Jornal GGN – Incluídos na segunda lista de Janot de pedidos de inquéritos, com base nas delações premiadas da Odebrecht, o senador Jorge Viana (PT-AC) e o governador do Acre, Tião Viana (PT), se posicionaram sobre a citação a possível investigação contra os políticos.
 
Segundo eles, o “Brasil vive a mais grave crise de sua representação política, com nocivas consequências para a vida social e econômica do país. Tal crise atinge a todos os partidos e coligações com tamanha profundidade que, sem exceção, todos os políticos precisam dar explicações à opinião pública”.
 
“Sem ocupar cargo público, fui candidato em 2010 e fiz uma campanha que custou R$ 968,1 mil, dos quais R$ 280 mil foram repassados a outros candidatos. Os recursos foram declarados e minhas contas, aprovadas pela Justiça Eleitoral, de acordo com a legislação vigente”, afirmou o parlamentar.
 
Na nota, também afirmou que seu irmão, o governador do Acre, “é um exemplo de correção no exercício nos mandatos que o povo do Acre lhe confiou.

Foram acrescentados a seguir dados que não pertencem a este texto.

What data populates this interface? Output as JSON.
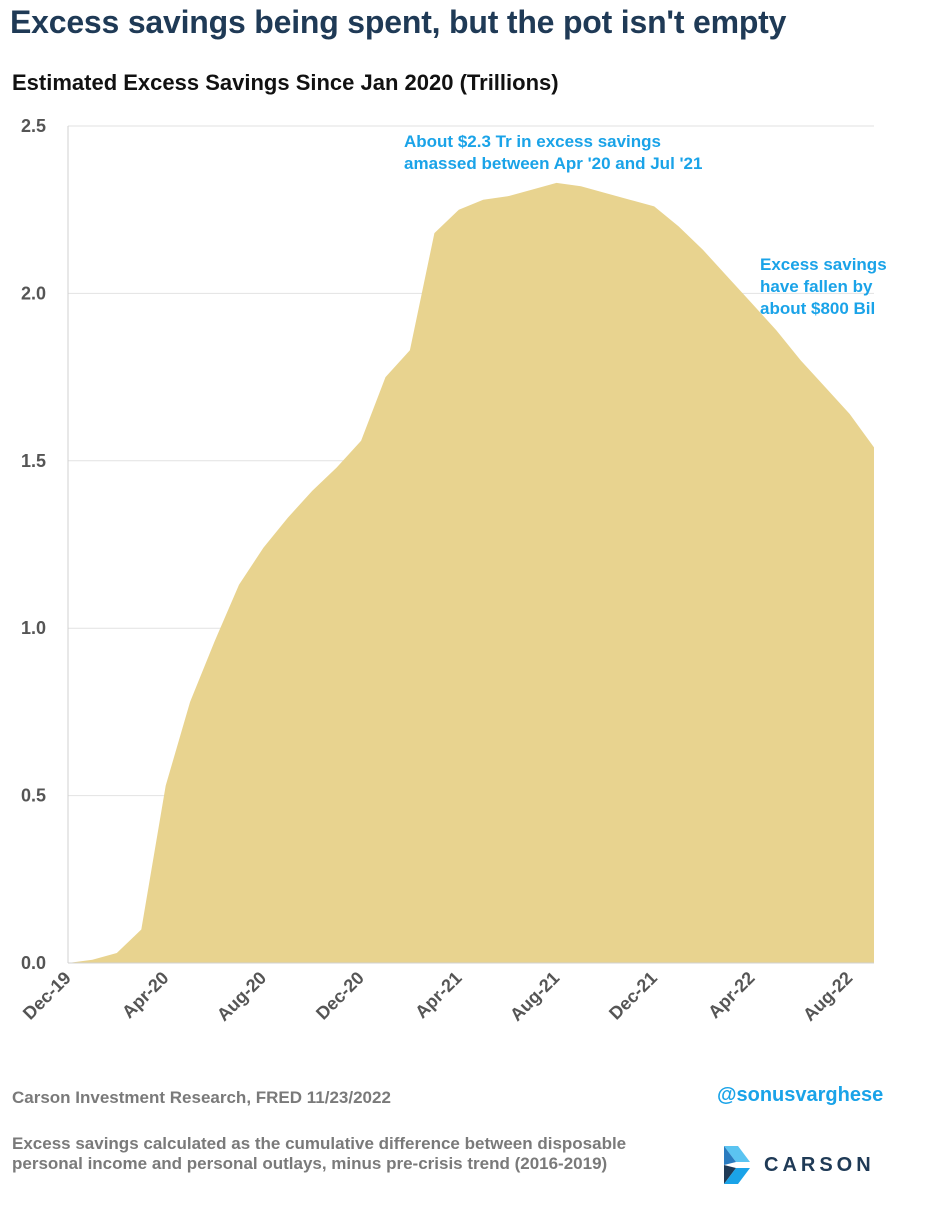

Sempre foi um homem público de imensa capacidade de trabalho e honestidade”. “Não tenho dúvidas que também ele será inocentado, como ocorreu no ano passado, quando foi absolvido pelo Superior Tribunal de Justiça, diante de acusações infundadas”, completou.
 
Para o senador, a crise política vivida no país faz com que todos os políticos de diversos partidos, “como PMDB, PSDB, PT, DEM, PSD, PSB, PRB e PP”, possivelmente envolvidos no escândalo de corrupção da Petrobras, tenham que dar explicações à sociedade.
 
Confiantes de que as investigações comprovem que ambos não estão envolvidos no esquema, o senador lembrou que, neste momento, também é preciso promover “uma reforma política profunda e construir uma nova governança para o dinheiro público, especialmente na relação com a iniciativa privada”.
 
“A hora é de encararmos a crise e darmos satisfação ao povo. O Brasil deve confiar nas instituições, sobretudo no Judiciário, no Ministério Público Federal e na Polícia Federal, sem deixar de lado as preocupações com eventuais ações seletivas e abuso de autoridade”, concluiu.